Typically, a more powerful senior faculty member or administrator will call a less powerful colleague into the clique by first publicly inviting the junior person to claim a degree of victimization in the workplace, only to then procure a debt by seeming to help address that burden through advocacy. This personalized debt is repaid when the senior mean girl flexes her muscle for her own advancement or to hurt an enemy — sometimes by adopting the hysterical position of an upset student in order to sacrifice the reputation of a faculty member and thereby gain another notch in her administrative belt — while the junior colleague raises no objections. In our case, these notches appeared designed to advance the career goals of the administrators involved, each of whom has shown a strong interest in diversity, equity, and inclusion administrative roles.

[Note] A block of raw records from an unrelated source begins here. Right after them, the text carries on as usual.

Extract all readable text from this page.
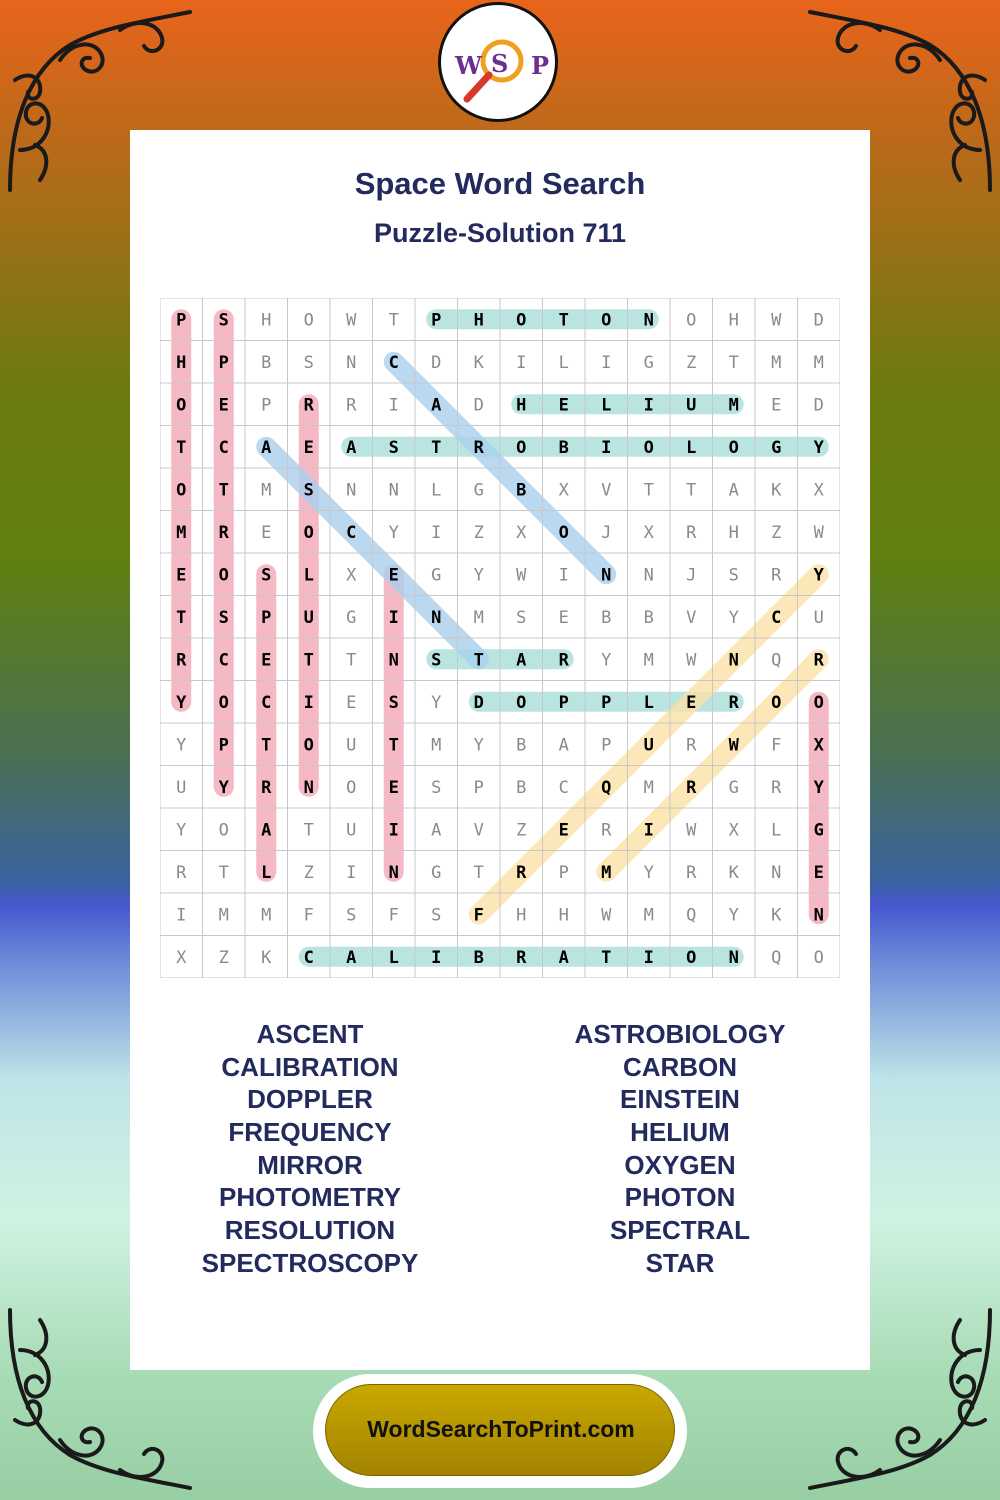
W S P
Space Word Search
Puzzle-Solution 711
P S H O W T P H O T O N O H W D
H P B S N C D K I L I G Z T M M
O E P R R I A D H E L I U M E D
T C A E A S T R O B I O L O G Y
O T M S N N L G B X V T T A K X
M R E O C Y I Z X O J X R H Z W
E O S L X E G Y W I N N J S R Y
T S P U G I N M S E B B V Y C U
R C E T T N S T A R Y M W N Q R
Y O C I E S Y D O P P L E R O O
Y P T O U T M Y B A P U R W F X
U Y R N O E S P B C Q M R G R Y
Y O A T U I A V Z E R I W X L G
R T L Z I N G T R P M Y R K N E
I M M F S F S F H H W M Q Y K N
X Z K C A L I B R A T I O N Q O
ASCENT
CALIBRATION
DOPPLER
FREQUENCY
MIRROR
PHOTOMETRY
RESOLUTION
SPECTROSCOPY
ASTROBIOLOGY
CARBON
EINSTEIN
HELIUM
OXYGEN
PHOTON
SPECTRAL
STAR
WordSearchToPrint.com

If university administrators choose to be leaders rather than mere managers or bosses, they could begin this process by speaking openly and honestly in public about their own failures. Or, if such boldness is too daunting, they could take a note from the faculty’s playbook, break their code of silence, and begin to publicly critique each other.
Either way, such administrative accountability will be challenging to summon. In 1986, the anthropologist Mary Douglas provided another way to understand the problem: “For purposes of judicial and administrative control,” she wrote, administrators “veil their influence.” Echoing Freud, she explained that this veiling is accomplished through the production of taboos that exercise “coercive strength” by generating internal social pressure against any “individual’s wavering commitment” to the administrative image of orderliness. That image, she wrote in a sentence that prefigures our brave new world of artificial intelligence, is like “the pathetic megalomania of the computer whose whole vision of the world is its own program.” In short, it is kitsch.
For our purposes, the operative prohibitions can be found in efforts to substitute DEI rules for established guidelines protecting and delimiting academic freedom, or in the in loco parentis principle that underlies administratively monitored safe spaces, or in the drumbeat of pandering that invites students to report their concerns, Karen-style, to the manager. The reason this image of order works, Douglas helps us understand, is that it “is based on the classifications inside the same individual’s head,” which, in turn, are “based essentially upon the classifications pertaining to the division of labor.” That is, it reproduces the command-and-control relation of bosses to workers.
That said, if administrators are willing to summon the necessary personal character and enlightened leadership to admit to their own mistakes or critique those of their peers, they might be able to address the tendency to institutionally deadening atrophied critical thinking. If their goal is, in fact, to protect students, this would be the single most valuable thing they could do. Given their track record, however, real change and real care for students will likely only happen with dogged pushing and prodding from faculty, staff, and graduate-student unions.